WebScrapingAPI Java SDK

WebScrapingAPI is the leading REST API for web scraping, allowing users to easily scrape websites and collect HTML code, while using techniques such as rotating proxies to prevent detection or CAPTCHA solving, in the background, in order to ensure the highest quality of services.

The Java SDK is designed to facilitate the implementation and use of the WebScrapingAPI in any Java project, with less effort and and much faster, allowing you to concentrate more on the manipulation of the data collecteed, rather than on setting up the project.

Installation

The Java SDK for WebScrapingAPI is available both on Nexus and on Github, hence, there are two instalation methods:

#1: Download from GitHub

  1. Download the webscrapingapi.jar from this repository;
  2. Add the file to your project's library classpath;
  3. Import the package in your file.

#2: Install using Maven

  1. Check the latest version of this SDK here
  2. Add the dependancy to your POM.xml file:
<dependency>
  <groupId>io.github.webscrapingapi</groupId>
  <artifactId>webscrapingapi-sdk</artifactId>
  <version>1.0.1</version>
</dependency>
  1. run mvn clean install in your console
  2. Import the package in your file.

API Key

Please note that the use of WebScrapingAPI requires an API key.

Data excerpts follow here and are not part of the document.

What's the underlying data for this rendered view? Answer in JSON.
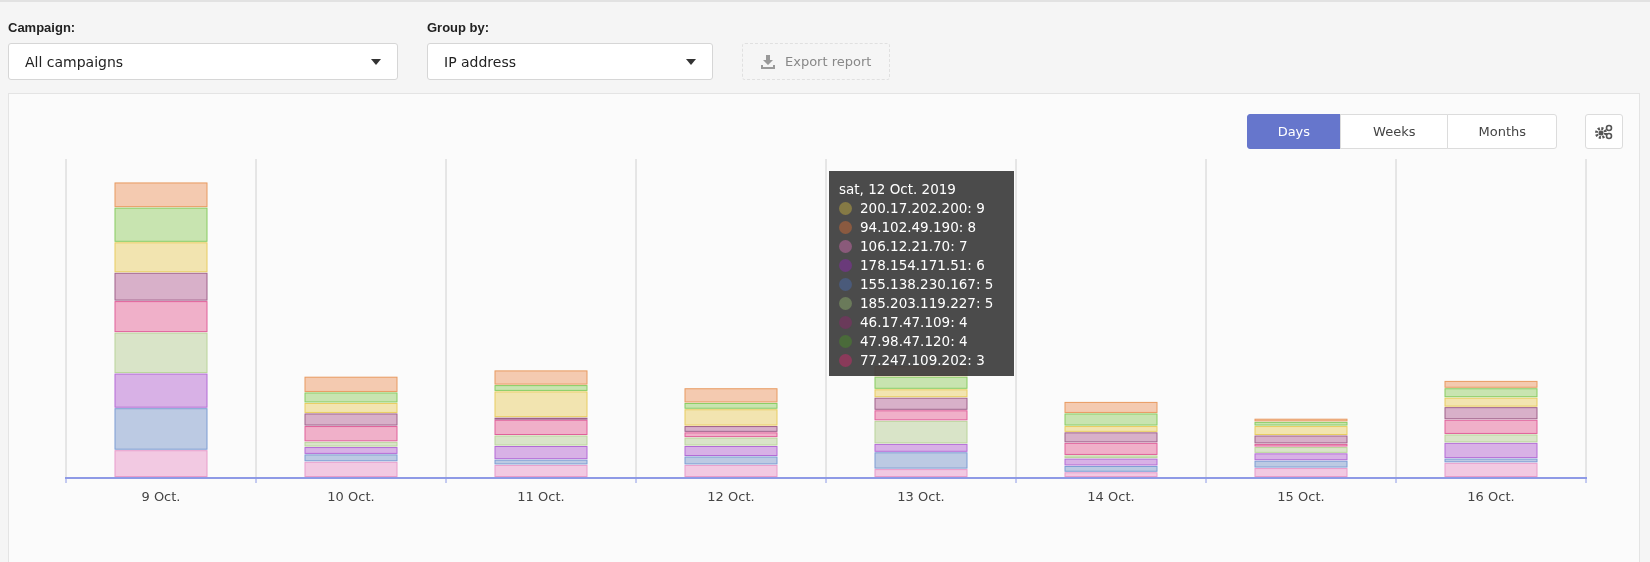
{
  "filters": [
    {
      "label": "Campaign:",
      "value": "All campaigns"
    },
    {
      "label": "Group by:",
      "value": "IP address"
    }
  ],
  "export_button": {
    "label": "Export report",
    "disabled": true
  },
  "period_tabs": [
    {
      "label": "Days",
      "selected": true
    },
    {
      "label": "Weeks",
      "selected": false
    },
    {
      "label": "Months",
      "selected": false
    }
  ],
  "chart": {
    "x_labels": [
      "9 Oct.",
      "10 Oct.",
      "11 Oct.",
      "12 Oct.",
      "13 Oct.",
      "14 Oct.",
      "15 Oct.",
      "16 Oct."
    ],
    "tooltip": {
      "title": "sat, 12 Oct. 2019",
      "items": [
        {
          "label": "200.17.202.200: 9",
          "color": "#857a45"
        },
        {
          "label": "94.102.49.190: 8",
          "color": "#8a5a40"
        },
        {
          "label": "106.12.21.70: 7",
          "color": "#8a5a7a"
        },
        {
          "label": "178.154.171.51: 6",
          "color": "#6a3a7a"
        },
        {
          "label": "155.138.230.167: 5",
          "color": "#4a5a7a"
        },
        {
          "label": "185.203.119.227: 5",
          "color": "#6a7a5a"
        },
        {
          "label": "46.17.47.109: 4",
          "color": "#6a3a5a"
        },
        {
          "label": "47.98.47.120: 4",
          "color": "#4a6a3a"
        },
        {
          "label": "77.247.109.202: 3",
          "color": "#8a3a5a"
        }
      ]
    }
  }
}
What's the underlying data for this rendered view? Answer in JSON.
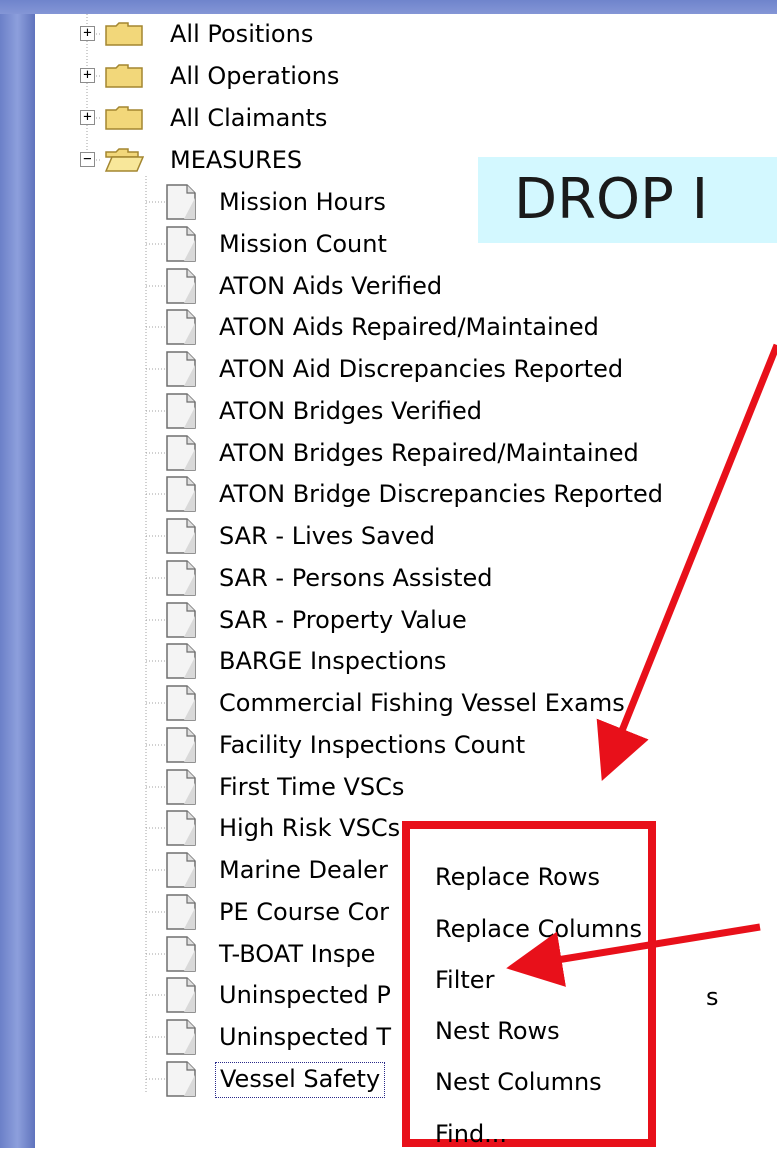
{
  "tree": {
    "folders": [
      {
        "label": "All Positions",
        "expander": "+"
      },
      {
        "label": "All Operations",
        "expander": "+"
      },
      {
        "label": "All Claimants",
        "expander": "+"
      },
      {
        "label": "MEASURES",
        "expander": "−"
      }
    ],
    "measures": [
      "Mission Hours",
      "Mission Count",
      "ATON Aids Verified",
      "ATON Aids Repaired/Maintained",
      "ATON Aid Discrepancies Reported",
      "ATON Bridges Verified",
      "ATON Bridges Repaired/Maintained",
      "ATON Bridge Discrepancies Reported",
      "SAR - Lives Saved",
      "SAR - Persons Assisted",
      "SAR - Property Value",
      "BARGE Inspections",
      "Commercial Fishing Vessel Exams",
      "Facility Inspections Count",
      "First Time VSCs",
      "High Risk VSCs",
      "Marine Dealer",
      "PE Course Cor",
      "T-BOAT Inspe",
      "Uninspected P",
      "Uninspected T",
      "Vessel Safety"
    ],
    "hidden_suffix_row19": "s"
  },
  "drop_label": "DROP I",
  "context_menu": {
    "items": [
      "Replace Rows",
      "Replace Columns",
      "Filter",
      "Nest Rows",
      "Nest Columns",
      "Find..."
    ]
  },
  "colors": {
    "highlight_box": "#e8101a",
    "drop_label_bg": "#d3f8ff",
    "slide_blue": "#7b8fd4"
  }
}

You can obtain one by accessing the WebScrapingApi website.

Usage

Using the SDK it's quite easy. Here is a quick example of a GET request to the WebScrapingAPI:

import webscrapingapi.com.WebScrapingAPI;

import java.io.IOException;
import java.util.HashMap;
import java.util.Map;
import java.util.Objects;

import static java.util.Map.entry;

public class Example {

    public static void main(String[] args) throws IOException  //static method
    {
        WebScrapingAPI wsa = new WebScrapingAPI("YOUR_API_KEY");

        // For more parameter examples, you can always read the documentation.
        Map<String, String> params = Map.ofEntries(
                // API Parameters
                // The url you're scraping
                entry("url","https://en.wikipedia.org/wiki/Kangaroo"),
                // Set to 0 (off, default) or 1 (on) depending on whether or not to render JavaScript on the target web page. JavaScript rendering is done by using a browser.
                entry("render_js", "1"),
                // Set datacenter (default) or residential depending on whether proxy type you want to use for your scraping request. Please note that a single residential proxy API request is counted as 25 API requests.
                entry("proxy_type", "datacenter"),
                // Specify the 2-letter code of the country you would like to use as a proxy geolocation for your scraping API request. Supported countries differ by proxy type, please refer to the Proxy Locations section for details.
                entry("country", "us"),
                // Set depending on whether or not to use the same proxy address to your request.
                entry("session", "1"),
                // Specify the maximum timeout in milliseconds you would like to use for your scraping API request. In order to force a timeout, you can specify a number such as 1000. This will abort the request after 1000ms and return whatever HTML response was obtained until this point in time.
                entry("timeout", "10000"),
                // Set desktop (default) or mobile or tablet, depending on whether the device type you want to your for your scraping request.
                entry("device", "desktop"),
                // Specify the option you would like to us as conditional for your scraping API request. Can only be used when the parameter render_js=1 is activated.
                entry("wait_until", "domcontentloaded"),
                // Some websites may use javascript frameworks that may require a few extra seconds to load their content. This parameters specifies the time in miliseconds to wait for the website. Recommended values are in the interval 5000-10000.
                entry("wait_for", "0")
        );

        // Set headers
        Map<String, String> headers = Map.ofEntries(
            // API Headers
            entry("authorization", "bearer test"),
            // Specify custom cookies to be passed to the request.
            entry("cookie", "test_cookie=abc; cookie_2=def")
        );

        // Send a request using WebSCrapingAPI SDK
        HashMap<String, String> response = wsa.get(params, headers);

        // If the response was a success
        if(Objects.equals(response.get("status"), "true")) {
            // continue with your code
            System.out.println(response.get("message"));
        }
        else if (Objects.equals(response.get("status"), "false")) {
            // manage errors
            System.out.println(response.get("message"));
        }
    }
}

For a better understanding of the API and its parameters, please refer to the WebScrapingAPI documentation

java-sdk's People

Contributors

soringabriel avatar mihneamanolache avatar aao056 avatar thisisrob00 avatar

Watchers

Dan Suciu avatar  avatar

Recommend Projects

  • React photo React

    A declarative, efficient, and flexible JavaScript library for building user interfaces.

  • Vue.js photo Vue.js

    ๐Ÿ–– Vue.js is a progressive, incrementally-adoptable JavaScript framework for building UI on the web.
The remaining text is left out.